Wie viele der weltlichen Gelegenheitskantaten Bachs hat auch die Jagdkantate ein Leben nach 1713: Als Glückwunschkantate wurde sie nahezu unverändert wohl 1716 am Weimarer Hof wiederholt; aus „Chri-sti-an“ wurde „Ernst Au-gust“, das war‘s.
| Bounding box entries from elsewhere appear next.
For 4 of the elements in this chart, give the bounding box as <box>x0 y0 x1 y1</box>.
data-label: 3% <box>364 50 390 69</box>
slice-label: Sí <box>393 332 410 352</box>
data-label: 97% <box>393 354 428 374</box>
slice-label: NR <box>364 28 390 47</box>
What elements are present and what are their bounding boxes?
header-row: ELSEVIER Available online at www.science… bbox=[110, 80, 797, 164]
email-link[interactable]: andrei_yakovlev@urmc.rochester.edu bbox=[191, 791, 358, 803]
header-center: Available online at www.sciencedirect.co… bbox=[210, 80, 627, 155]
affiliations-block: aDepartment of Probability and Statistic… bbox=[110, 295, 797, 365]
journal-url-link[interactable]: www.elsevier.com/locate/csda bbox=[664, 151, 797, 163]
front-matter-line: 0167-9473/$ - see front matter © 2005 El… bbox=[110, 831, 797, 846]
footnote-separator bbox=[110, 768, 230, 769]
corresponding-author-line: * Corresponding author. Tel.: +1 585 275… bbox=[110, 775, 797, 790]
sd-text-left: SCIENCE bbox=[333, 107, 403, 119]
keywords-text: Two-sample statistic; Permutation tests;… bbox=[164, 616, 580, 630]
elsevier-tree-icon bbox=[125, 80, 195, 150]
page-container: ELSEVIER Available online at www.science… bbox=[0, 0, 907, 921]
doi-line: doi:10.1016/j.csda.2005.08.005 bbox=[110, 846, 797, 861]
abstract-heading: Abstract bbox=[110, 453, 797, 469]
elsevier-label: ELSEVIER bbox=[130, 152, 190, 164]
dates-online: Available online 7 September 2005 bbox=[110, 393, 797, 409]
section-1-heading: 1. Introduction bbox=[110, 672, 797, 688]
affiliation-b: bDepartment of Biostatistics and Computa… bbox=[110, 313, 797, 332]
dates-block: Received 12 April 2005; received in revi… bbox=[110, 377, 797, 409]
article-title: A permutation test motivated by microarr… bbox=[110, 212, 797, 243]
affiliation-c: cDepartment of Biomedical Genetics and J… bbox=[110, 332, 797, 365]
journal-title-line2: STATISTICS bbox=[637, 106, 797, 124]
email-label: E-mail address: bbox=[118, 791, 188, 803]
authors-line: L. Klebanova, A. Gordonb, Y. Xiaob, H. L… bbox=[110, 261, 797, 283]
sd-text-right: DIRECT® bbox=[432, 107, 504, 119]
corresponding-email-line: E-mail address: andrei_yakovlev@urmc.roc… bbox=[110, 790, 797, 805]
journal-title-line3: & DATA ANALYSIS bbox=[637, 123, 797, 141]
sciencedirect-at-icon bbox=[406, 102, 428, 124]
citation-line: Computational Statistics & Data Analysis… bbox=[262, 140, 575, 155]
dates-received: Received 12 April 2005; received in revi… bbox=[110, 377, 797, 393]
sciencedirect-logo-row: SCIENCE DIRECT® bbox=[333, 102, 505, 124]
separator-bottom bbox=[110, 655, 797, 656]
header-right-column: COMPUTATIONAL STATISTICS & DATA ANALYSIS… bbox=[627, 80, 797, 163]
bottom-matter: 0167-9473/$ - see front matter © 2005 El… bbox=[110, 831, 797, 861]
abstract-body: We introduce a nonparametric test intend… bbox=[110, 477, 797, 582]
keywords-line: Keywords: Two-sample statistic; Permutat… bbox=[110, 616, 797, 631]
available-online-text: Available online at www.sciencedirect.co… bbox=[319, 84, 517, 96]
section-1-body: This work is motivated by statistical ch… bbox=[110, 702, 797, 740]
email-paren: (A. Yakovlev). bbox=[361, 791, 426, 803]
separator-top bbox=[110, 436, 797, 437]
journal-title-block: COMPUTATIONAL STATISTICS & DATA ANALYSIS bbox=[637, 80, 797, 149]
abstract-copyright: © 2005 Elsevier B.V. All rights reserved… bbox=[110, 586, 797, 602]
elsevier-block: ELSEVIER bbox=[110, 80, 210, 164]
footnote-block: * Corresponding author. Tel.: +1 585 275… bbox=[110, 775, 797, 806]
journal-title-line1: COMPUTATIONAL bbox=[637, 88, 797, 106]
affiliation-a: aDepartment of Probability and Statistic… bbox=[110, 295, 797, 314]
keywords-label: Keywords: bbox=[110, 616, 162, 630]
Und textlich ist noch eine weitere, deutlich abweichendere Fassung der Kantate erhalten (BWV 208a), die viele Jahre später 1742 zum Namenstag des sächsischen Kurfürsten und polnischen Königs August III. erklang.

Gedenktafeln am Jägerhof

Es war jener August III., der 1733 als Friedrich August II. auf August den Starken als sächsischer Kurfürst nachfolgte und 1734 dann als August III. auch polnischer König wurde und für den Bach Kyrie und Gloria der h-Moll-Messe geschrieben hatte; wiederum in der Hoffnung auf einen Hoftitel („Praedicat von Dero Hoff-Capelle“ heißt es im Widmungsschreiben zur Missa), der ihm schließlich auf nochmaliges Bitten 1736 auch gewährt wurde.

Und natürlich übernahm Bach Sätze dieses ebenso frühen wie gelungenen Werks auch in seinen geistlichen Kantaten: Zwei Sätze begegnen uns in der Kantate „Also hat Gott die Welt geliebt“ BWV 68 zum 2. Pfingsttag 1725, ein weiterer hat Eingang gefunden in die Michaelis-Kantate „Man singt mit Freuden vom Sieg“ BWV 149 aus dem Jahr 1728 oder 29. Und man darf mutmaßen, dass auch die weiteren verwertbaren Sätze (also Arien und Chöre) eine Wiederverwendung gefunden haben werden in nicht überlieferten Kantaten Bachs.

Bachs weltliche Kantaten vermitteln einen kleinen Einblick in die Ränkespiele und in Bachs Agieren zwischen Stadt und Hof; ein Agieren, das zu einem erfolgreichen Leben im Absolutismus wohl dazu gehörte, für Bach nicht weniger als für Gottsched.